Description
And do not use laptops during the session
Structural Induction
Ex1. Prove that the following equivalence holds by using inductive reasoning:
alist map f map g === alist map (f andThen g)
Axioms:
1) Nil map f === Nil
2) (x :: xs) map f === f(x) :: (xs map f)
3) (f andThen g)(x) === g(f(x))
Note: Be very precise in your proof:
● Clearly state which axiom you use at each step, and when/if you use the induction hypothesis.
● Use only 1 axiom/hypothesis at each step, and only once. Applying 2 axioms requires 2 steps.
● Underline the part of an equation on which you apply your axiom.
● Make sure to state what you want to prove, and what your induction hypothesis is, if any.
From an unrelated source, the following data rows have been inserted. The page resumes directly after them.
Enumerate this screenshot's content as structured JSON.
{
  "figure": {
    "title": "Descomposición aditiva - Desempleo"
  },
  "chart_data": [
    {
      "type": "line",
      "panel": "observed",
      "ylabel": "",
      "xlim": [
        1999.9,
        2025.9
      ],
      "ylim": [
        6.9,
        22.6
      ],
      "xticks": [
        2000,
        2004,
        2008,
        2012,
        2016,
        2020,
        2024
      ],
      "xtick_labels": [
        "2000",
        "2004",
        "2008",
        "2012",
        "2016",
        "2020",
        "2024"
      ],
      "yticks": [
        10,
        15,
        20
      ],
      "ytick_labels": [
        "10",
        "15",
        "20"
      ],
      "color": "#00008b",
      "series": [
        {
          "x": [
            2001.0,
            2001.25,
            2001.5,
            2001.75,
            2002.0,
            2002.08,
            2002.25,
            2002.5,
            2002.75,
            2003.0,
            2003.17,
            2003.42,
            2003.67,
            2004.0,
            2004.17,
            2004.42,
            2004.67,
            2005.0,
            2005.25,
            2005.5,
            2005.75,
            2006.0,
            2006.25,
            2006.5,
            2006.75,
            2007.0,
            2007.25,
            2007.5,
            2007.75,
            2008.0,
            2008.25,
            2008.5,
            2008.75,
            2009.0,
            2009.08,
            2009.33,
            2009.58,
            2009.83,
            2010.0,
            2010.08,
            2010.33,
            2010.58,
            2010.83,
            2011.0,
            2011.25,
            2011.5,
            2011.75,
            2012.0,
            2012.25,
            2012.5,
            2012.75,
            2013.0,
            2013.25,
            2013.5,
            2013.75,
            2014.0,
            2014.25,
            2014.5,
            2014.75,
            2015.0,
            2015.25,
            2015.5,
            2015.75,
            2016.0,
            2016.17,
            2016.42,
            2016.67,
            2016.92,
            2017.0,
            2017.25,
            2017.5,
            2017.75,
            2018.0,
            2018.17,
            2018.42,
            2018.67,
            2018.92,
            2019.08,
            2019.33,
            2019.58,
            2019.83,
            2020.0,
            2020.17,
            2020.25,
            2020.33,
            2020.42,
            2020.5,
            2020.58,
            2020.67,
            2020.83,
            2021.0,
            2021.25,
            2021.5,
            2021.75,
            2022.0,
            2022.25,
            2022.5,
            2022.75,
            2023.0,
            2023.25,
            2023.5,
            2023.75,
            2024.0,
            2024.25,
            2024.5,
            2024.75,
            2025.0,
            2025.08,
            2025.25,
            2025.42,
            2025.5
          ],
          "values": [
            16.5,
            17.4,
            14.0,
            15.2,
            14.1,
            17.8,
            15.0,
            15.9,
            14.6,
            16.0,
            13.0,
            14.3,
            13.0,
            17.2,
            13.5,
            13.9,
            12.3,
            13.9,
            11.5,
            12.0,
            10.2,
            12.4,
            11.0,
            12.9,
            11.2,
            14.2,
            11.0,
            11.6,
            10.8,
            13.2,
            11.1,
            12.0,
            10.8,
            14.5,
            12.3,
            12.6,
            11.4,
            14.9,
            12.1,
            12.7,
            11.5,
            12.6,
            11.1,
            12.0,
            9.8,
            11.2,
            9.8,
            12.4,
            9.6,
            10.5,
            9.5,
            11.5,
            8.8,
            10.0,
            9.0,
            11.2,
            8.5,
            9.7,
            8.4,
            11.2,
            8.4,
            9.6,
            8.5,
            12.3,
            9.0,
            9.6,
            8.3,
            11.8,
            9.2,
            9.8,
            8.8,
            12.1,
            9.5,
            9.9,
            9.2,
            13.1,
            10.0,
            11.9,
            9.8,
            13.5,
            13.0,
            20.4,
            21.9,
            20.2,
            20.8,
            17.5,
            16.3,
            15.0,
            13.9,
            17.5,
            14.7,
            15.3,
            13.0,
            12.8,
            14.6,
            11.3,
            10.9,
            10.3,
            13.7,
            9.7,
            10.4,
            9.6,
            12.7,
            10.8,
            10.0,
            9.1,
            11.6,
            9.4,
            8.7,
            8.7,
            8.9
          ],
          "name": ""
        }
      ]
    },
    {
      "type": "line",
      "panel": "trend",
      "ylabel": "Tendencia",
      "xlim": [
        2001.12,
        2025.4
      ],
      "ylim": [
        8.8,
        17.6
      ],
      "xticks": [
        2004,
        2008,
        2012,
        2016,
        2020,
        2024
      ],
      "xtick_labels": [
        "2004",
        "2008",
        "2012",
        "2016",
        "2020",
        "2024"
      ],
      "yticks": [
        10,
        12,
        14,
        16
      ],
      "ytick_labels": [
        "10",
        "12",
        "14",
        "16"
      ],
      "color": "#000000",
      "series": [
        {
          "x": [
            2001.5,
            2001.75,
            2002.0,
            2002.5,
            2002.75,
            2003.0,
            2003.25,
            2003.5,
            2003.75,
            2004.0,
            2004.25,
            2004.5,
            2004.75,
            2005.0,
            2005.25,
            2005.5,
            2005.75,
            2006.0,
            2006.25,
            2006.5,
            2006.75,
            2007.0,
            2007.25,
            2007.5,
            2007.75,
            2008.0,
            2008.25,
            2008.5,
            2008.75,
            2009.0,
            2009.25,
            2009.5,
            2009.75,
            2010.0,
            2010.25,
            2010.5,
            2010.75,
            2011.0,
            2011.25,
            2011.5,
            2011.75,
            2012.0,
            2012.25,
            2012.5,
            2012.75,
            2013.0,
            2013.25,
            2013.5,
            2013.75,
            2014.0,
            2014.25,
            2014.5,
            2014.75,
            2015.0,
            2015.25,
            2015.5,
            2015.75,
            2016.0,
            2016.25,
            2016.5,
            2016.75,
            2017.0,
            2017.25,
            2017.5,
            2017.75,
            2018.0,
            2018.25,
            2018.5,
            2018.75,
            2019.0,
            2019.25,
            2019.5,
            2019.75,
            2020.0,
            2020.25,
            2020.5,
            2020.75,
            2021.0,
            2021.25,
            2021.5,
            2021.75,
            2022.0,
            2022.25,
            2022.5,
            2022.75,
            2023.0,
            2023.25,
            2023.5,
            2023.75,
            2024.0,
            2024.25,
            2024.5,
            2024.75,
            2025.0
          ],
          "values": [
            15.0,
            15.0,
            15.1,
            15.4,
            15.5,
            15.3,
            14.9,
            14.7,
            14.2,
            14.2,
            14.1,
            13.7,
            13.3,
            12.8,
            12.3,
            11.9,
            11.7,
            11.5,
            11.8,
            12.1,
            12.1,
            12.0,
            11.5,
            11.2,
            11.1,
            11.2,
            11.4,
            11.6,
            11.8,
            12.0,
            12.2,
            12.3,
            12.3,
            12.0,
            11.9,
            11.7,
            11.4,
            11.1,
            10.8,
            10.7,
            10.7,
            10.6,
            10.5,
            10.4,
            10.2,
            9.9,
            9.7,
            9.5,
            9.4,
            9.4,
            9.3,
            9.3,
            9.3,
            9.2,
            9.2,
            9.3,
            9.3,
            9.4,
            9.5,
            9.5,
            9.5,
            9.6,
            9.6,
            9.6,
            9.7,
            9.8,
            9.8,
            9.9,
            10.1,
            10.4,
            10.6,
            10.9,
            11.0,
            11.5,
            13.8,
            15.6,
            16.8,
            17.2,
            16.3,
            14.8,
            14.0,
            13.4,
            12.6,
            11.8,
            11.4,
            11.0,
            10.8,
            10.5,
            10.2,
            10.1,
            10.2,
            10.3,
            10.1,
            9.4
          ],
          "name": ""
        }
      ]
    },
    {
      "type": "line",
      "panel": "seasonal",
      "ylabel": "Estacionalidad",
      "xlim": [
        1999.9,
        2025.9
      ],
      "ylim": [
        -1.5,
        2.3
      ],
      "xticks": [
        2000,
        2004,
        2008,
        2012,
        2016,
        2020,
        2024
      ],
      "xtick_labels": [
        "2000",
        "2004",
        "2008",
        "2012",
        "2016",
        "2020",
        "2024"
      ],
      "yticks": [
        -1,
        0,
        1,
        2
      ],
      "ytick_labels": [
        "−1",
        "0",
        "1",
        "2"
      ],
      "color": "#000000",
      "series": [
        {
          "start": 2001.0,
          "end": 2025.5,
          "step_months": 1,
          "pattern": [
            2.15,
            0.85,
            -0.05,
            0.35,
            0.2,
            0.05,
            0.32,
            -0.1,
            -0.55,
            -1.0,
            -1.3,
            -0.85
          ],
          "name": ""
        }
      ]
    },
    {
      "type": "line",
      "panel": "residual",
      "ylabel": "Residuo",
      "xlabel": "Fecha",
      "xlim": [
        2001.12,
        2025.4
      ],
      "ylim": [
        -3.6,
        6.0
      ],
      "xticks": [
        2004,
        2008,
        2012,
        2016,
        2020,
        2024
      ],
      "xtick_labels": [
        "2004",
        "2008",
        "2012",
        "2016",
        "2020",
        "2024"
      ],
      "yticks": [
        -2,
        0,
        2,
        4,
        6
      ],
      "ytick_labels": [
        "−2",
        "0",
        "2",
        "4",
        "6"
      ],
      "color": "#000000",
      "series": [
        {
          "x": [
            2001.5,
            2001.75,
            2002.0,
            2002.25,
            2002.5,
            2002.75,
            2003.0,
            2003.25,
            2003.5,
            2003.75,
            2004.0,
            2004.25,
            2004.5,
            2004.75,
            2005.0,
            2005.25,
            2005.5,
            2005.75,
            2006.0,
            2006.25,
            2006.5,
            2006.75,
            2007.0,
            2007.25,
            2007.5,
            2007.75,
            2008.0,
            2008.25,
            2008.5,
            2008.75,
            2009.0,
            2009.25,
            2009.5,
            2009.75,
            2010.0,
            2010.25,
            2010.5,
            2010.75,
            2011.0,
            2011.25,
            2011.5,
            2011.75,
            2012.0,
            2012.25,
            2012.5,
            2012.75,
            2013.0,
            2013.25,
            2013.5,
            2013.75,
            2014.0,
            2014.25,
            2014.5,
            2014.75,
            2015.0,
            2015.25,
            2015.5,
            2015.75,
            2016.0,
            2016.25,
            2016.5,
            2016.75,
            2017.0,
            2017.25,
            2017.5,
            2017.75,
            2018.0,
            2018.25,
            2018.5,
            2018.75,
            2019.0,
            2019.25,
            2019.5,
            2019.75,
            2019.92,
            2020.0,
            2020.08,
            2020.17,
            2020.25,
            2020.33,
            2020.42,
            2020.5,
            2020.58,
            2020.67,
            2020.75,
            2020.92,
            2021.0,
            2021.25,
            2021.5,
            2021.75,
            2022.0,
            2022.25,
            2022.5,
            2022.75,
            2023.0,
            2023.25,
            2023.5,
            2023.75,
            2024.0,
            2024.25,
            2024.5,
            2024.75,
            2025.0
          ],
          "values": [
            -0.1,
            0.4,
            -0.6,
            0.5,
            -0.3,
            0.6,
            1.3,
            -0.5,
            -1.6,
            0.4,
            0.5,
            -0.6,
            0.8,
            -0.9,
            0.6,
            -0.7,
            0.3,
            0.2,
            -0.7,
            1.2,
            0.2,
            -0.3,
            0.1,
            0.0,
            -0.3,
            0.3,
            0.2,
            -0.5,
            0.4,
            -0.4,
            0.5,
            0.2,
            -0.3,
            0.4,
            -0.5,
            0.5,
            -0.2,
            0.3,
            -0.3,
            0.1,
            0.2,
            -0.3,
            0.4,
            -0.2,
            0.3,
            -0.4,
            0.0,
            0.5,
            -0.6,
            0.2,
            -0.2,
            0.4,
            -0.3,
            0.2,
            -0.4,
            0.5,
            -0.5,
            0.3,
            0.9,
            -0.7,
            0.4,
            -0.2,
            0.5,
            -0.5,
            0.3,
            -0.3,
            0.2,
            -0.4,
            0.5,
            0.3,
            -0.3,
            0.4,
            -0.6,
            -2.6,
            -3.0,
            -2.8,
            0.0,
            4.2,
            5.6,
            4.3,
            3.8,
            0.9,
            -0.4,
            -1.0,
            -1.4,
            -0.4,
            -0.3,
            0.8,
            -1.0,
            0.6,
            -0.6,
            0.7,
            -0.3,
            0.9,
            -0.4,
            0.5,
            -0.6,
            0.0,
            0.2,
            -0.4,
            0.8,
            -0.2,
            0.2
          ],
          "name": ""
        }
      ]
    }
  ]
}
We want to implement a function sum(list: List[Int]): Int , which returns the sum of the elements of a list of Ints. We can easily specify that function as follows:
(1) sum(Nil) === 0
(2) sum(x :: xs) === x + sum(xs)
If we naively translate this specification into a Scala implementation, we end up with a uselessly non-tail recursive function. Besides, doing the recursion ourselves is wasteful. Instead, we implement it using foldLeft:
def betterSum(list: List[Int]): Int =
list.foldLeft(0)(add)
def add(a: Int, b: Int): Int = a + b
However, that implementation is not trivially correct anymore. We would like to prove that it is correct for all lists of integers. In other words, we want to prove that
list.foldLeft(0)(add) === sum(list)
for all lists of integers.
(3) Nil.foldLeft(z)(f) === z
(4) (x :: xs).foldLeft(z)(f) === xs.foldLeft(f(z, x))(f)
(5) add(a, b) === a + b
(6) a + b === b + a
(7) (a + b) + c === a + (b + c)
(8) a + 0 === a
Axioms 3-5 follow from the implementations of foldLeft and add . Axioms 6-8 encode well-known properties of Int.+: commutativity, associativity, and neutral element.
Your task: prove the following lemma by structural induction:
list.foldLeft(z)(add) === z + sum(list)
From that lemma, we can “trivially” (with the help of axioms 6 and 8) derive that betterSum ‘s implementation is correct by substituting 0 for z in the lemma. You are not asked to do that last bit.